Any ideas? been struggling with this for some time…


what is the value of your LB relaxation time? And which boundary conditions do you use (obstacles, inlet, outlet)? What is a typical packing fraction of your system (volume of obstacles versus total volume)? What is the mean width of the small channels between two obstacles?
One thing I do not understand: You say that increasing Re increases the stability, while decreasing the speed also increases stability. But usually you increase Re by increasing the velocity. You have to write down more details and parameter values in order for us to understand your problem better.
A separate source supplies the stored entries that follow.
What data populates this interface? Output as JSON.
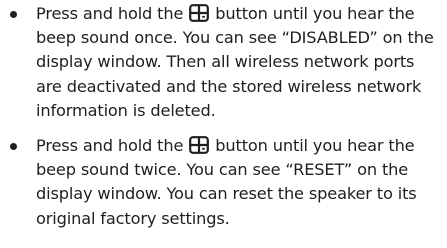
{
  "items": [
    {
      "before": "Press and hold the",
      "icon": "wireless-connect-icon",
      "after": "button until you hear the beep sound once. You can see “DISABLED” on the display window. Then all wireless network ports are deactivated and the stored wireless network information is deleted."
    },
    {
      "before": "Press and hold the",
      "icon": "wireless-connect-icon",
      "after": "button until you hear the beep sound twice. You can see “RESET” on the display window. You can reset the speaker to its original factory settings."
    }
  ]
}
by speed I was referring to lattice speed, The speed i have used for Re refers to the macroscopic speed i expect the fluid to be at when coming into contact with the porous medium. The configuration of obstacles is random by design, mean width is something i have not considered, I have seen various approaches to gaining values for Re, I thought id start with the most general. Cylinders were considered using a bounce back scheme, inlet and side walls are currently velocity boundaries, with outlet being a pressure boundary (as is with cylinder 2d). As for packing density this is variable.

Since making my original post this morning, i realised that i had not tried varying the lattice speed for the BGK dynamics collision step (i had been useing constantRhoBGKdynamics). With this in mind i believe i have been able to produces a reasonable model, flow about the cylinders seems reasonable, and i can vary the particulate density within an acceptable range. My lbunits looks like this:

LBunits converter(
(T) 256e-10, // uMax
(T) .019098, // Re
499, // N
1., // lx
1. // ly

The code is a modified version of cylinder2d at the moment, I still have the segfault at a resolution of greater then 500 however…

Thank you for responding so quickly, I wasn’t expecting to be able to find much assistance on this.



Maybe your relaxation time is too close to 1/2 (0.50201). You should try increasing the velocity definitely. Remember that you can not go above ~0.01 for the lattice units velocity. If it still unstable try to use the “bare” BGKdynamics to see if it is still unstable.

Good luck.


I cannot tell you what is going wrong, since I have never used cylinder2d and I have never simulated porous media flow.
But which value of relaxation parameter do you have? Isn’t the flow speed through your media a bit small? Usually, I work with values between 0.001 and 0.1 for maximum streaming velocity.

hey, your lattice velocity is really tiny. make it larger! you don’t need a small lattice velocity to get a small reynolds. and try different boundary conditions. start with a simulation which has only periodic or bounce-back boundaries. this is usually the most stable configuration.

hehe, yes my lattice speed is exceptionally small in that case, bearing in mind this is a model under construction and im trying to establish conditions for which it can be stable. However it should be noted that the simulation is very unstable at what i have seen to be “adequate” lattice speeds, with 0.001 never working no matter what I try.

Bare BGKdynamics and reduction of lattice speed is what got this model working. The seg fault still occurs at a resolution greater then 500, any ideas?